Sec., 768 F.3d 925, 930 (9th Cir. 2014) (quoting 42
U.S.C. § 423(d)(1)(A)).
THE FIVE-STEP EVALUATION PROCESS
Commissioner (or ALJ) follows a five-step sequential
evaluation process in assessing whether a claimant is
disabled. 20 C.F.R. §§ 404.1520, 416.920;
Lounsburry v. Barnhart, 468 F.3d 1111, 1114 (9th
Cir. 2006) (citing Tackett v. Apfel, 180 F.3d 1094,
1098-99 (9th Cir. 1999)). In the first step, the Commissioner
must determine whether the claimant is currently engaged in
substantial gainful activity; if so, the claimant is not
disabled and the claim is denied. Lounsburry, 468
F.3d at 1114. If the claimant is not currently engaged in
substantial gainful activity, the second step requires the
Commissioner to determine whether the claimant has a
“severe” impairment or combination of impairments
significantly limiting his ability to do basic work
activities; if not, a finding of nondisability is made and
the claim is denied. Id. If the claimant has a
“severe” impairment or combination of
impairments, the third step requires the Commissioner to
determine whether the impairment or combination of
impairments meets or equals an impairment in the Listing of
Impairments (“Listing”) set forth at 20 C.F.R.
§ 404, subpart P, appendix 1; if so, disability is
conclusively presumed and benefits are awarded. Id.

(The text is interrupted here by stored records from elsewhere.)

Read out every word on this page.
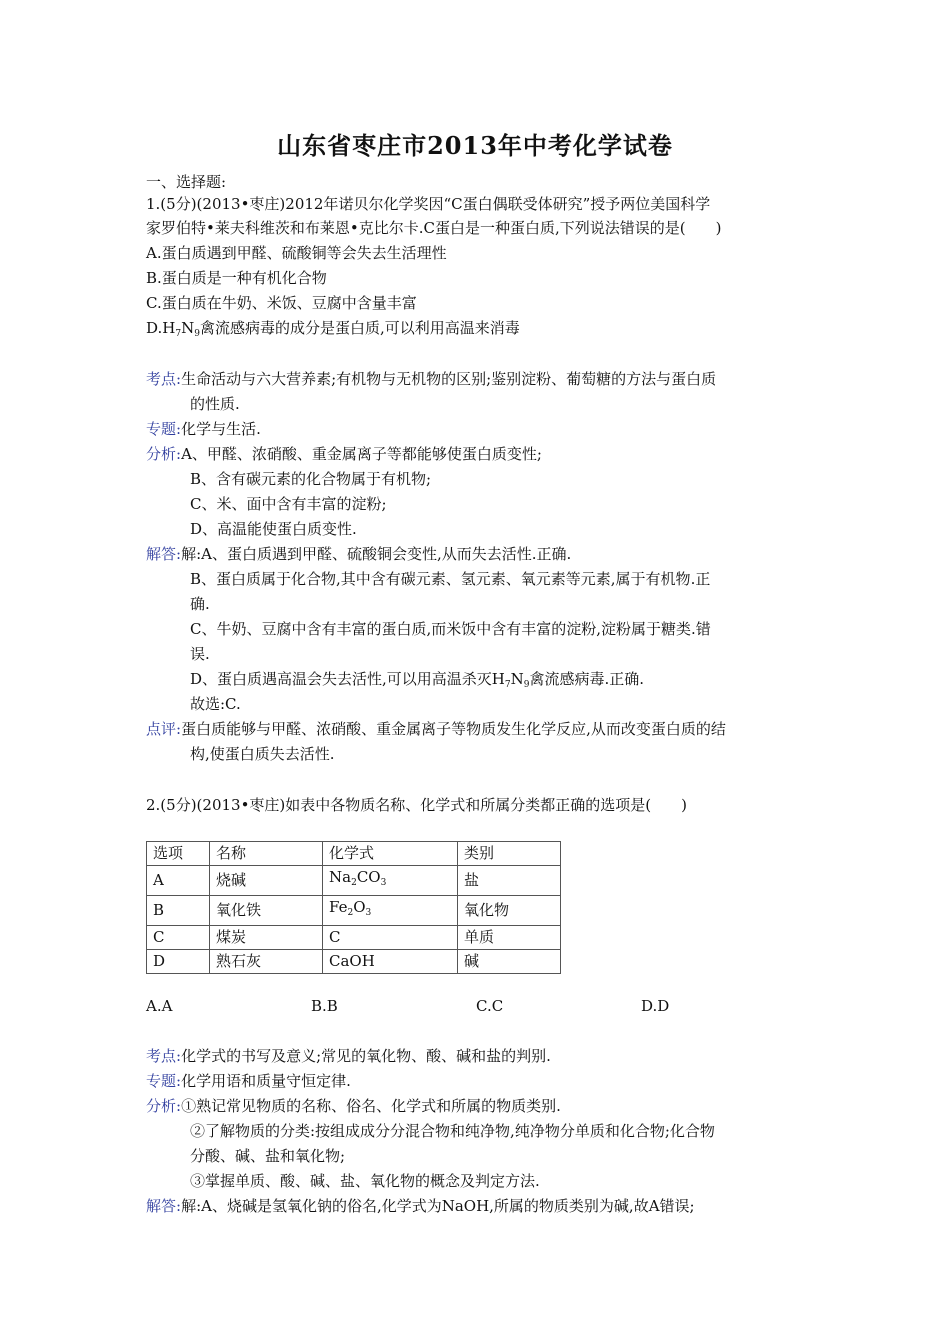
山东省枣庄市2013年中考化学试卷
一、选择题:
1.(5分)(2013•枣庄)2012年诺贝尔化学奖因“C蛋白偶联受体研究”授予两位美国科学
家罗伯特•莱夫科维茨和布莱恩•克比尔卡.C蛋白是一种蛋白质,下列说法错误的是(　　)
A.蛋白质遇到甲醛、硫酸铜等会失去生活理性
B.蛋白质是一种有机化合物
C.蛋白质在牛奶、米饭、豆腐中含量丰富
$D.H_7N_9$禽流感病毒的成分是蛋白质,可以利用高温来消毒
考点:生命活动与六大营养素;有机物与无机物的区别;鉴别淀粉、葡萄糖的方法与蛋白质
的性质.
专题:化学与生活.
分析:A、甲醛、浓硝酸、重金属离子等都能够使蛋白质变性;
B、含有碳元素的化合物属于有机物;
C、米、面中含有丰富的淀粉;
D、高温能使蛋白质变性.
解答:解:A、蛋白质遇到甲醛、硫酸铜会变性,从而失去活性.正确.
B、蛋白质属于化合物,其中含有碳元素、氢元素、氧元素等元素,属于有机物.正
确.
C、牛奶、豆腐中含有丰富的蛋白质,而米饭中含有丰富的淀粉,淀粉属于糖类.错
误.
D、蛋白质遇高温会失去活性,可以用高温杀灭$H_7N_9$禽流感病毒.正确.
故选:C.
点评:蛋白质能够与甲醛、浓硝酸、重金属离子等物质发生化学反应,从而改变蛋白质的结
构,使蛋白质失去活性.
2.(5分)(2013•枣庄)如表中各物质名称、化学式和所属分类都正确的选项是(　　)
选项	名称	化学式	类别
A	烧碱	$Na_2CO_3$	盐
B	氧化铁	$Fe_2O_3$	氧化物
C	煤炭	C	单质
D	熟石灰	CaOH	碱
A.A	B.B	C.C	D.D
考点:化学式的书写及意义;常见的氧化物、酸、碱和盐的判别.
专题:化学用语和质量守恒定律.
分析:①熟记常见物质的名称、俗名、化学式和所属的物质类别.
②了解物质的分类:按组成成分分混合物和纯净物,纯净物分单质和化合物;化合物
分酸、碱、盐和氧化物;
③掌握单质、酸、碱、盐、氧化物的概念及判定方法.
解答:解:A、烧碱是氢氧化钠的俗名,化学式为NaOH,所属的物质类别为碱,故A错误;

If the claimant's impairment or combination of
impairments does not meet or equal an impairment in the
Listing, the fourth step requires the Commissioner to
determine whether the claimant has sufficient “residual
functional capacity” to perform his past work; if so,
the claimant is not disabled and the claim is denied.
Id. The claimant has the burden of proving that he
is unable to perform past relevant work. Drouin v.

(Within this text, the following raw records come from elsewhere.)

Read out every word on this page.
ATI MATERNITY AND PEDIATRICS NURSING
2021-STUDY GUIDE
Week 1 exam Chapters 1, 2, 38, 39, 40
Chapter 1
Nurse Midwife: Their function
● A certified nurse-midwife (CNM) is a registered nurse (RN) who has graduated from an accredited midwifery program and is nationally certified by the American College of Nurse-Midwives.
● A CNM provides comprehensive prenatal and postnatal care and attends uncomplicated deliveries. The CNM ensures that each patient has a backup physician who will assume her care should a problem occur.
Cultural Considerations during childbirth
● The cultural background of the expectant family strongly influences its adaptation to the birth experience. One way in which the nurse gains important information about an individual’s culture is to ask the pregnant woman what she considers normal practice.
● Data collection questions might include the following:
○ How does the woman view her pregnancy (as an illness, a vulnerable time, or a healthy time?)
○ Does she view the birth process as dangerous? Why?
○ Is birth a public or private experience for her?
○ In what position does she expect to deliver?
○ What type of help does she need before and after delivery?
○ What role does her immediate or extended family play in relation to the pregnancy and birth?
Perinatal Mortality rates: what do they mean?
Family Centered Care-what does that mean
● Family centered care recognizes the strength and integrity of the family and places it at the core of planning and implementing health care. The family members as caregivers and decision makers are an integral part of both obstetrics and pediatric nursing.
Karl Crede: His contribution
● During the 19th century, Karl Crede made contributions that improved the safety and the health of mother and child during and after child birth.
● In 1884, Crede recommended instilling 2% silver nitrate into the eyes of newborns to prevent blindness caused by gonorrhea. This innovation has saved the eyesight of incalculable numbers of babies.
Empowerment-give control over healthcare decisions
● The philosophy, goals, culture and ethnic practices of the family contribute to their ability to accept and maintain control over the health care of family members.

Sullivan, 966 F.2d 1255, 1257 (9th Cir. 1992). If the
claimant meets this burden, a prima facie case of
disability is established. Id. The Commissioner then
bears the burden of establishing that the claimant is not
disabled because there is other work existing in
“significant numbers” in the national or regional
economy the claimant can do, either (1) by the testimony of a
VE, or (2) by reference to the Medical-Vocational Guidelines
at 20 C.F.R. part 404, subpart P, appendix 2.
Lounsburry, 468 F.3d at 1114. The determination of
this issue comprises the fifth and final step in the
sequential analysis. 20 C.F.R. §§ 404.1520,
416.920; Lester v. Chater, 81 F.3d 721, 828 n.5 (9th
Cir. 1995); Drouin, 966 F.2d at 1257.
THE ALJ'S APPLICATION OF THE FIVE-STEP PROCESS
one, the ALJ found that plaintiff had not engaged in
substantial gainful activity since December 31, 2012, the
application date. [AR at 18.] At step two, the ALJ concluded
that plaintiff has the severe impairments of lumbar spine
degenerative disc disease; history of asthma; right humerus
fracture (status post-open reduction and internal fixation);
depression; and anti-social personality disorder.
[Id.] At step three, the ALJ determined that
plaintiff does not have an impairment or a combination of
impairments that meets or medically equals any of the
impairments in the Listing. [Id. at 21.] The ALJ
further found that plaintiff retained the residual functional
capacity (“RFC”) to perform a range of light work
as defined in 20 C.F.R. § 416.967(b),  as follows:
[F]requent postural movements, occasional reaching/handling
with his dominant right upper extremity, unrestricted
fingering/feeling, performance of simple, repetitive tasks in
non-public work setting, occasional interactions with
co-workers and supervisors, and avoiding concentrate exposure
to respiratory irritants (e.g. dust, fumes, chemicals, etc.).
[Id. at 22.] At step four, the ALJ concluded that
plaintiff has no past relevant work. [Id. at 26.] At
step five, based on plaintiff's RFC, vocational factors,
and the VE's testimony, the ALJ found that there are jobs
existing in significant numbers in the national economy that
plaintiff can perform, including work as an “office
helper” (Dictionary of Occupational Titles
(“DOT”) No. 239.567-010), as a “mail
clerk” (DOT No. 209.687-026), and as a “sales
attendant” (DOT No. 299.677-010). [AR at 26-27.]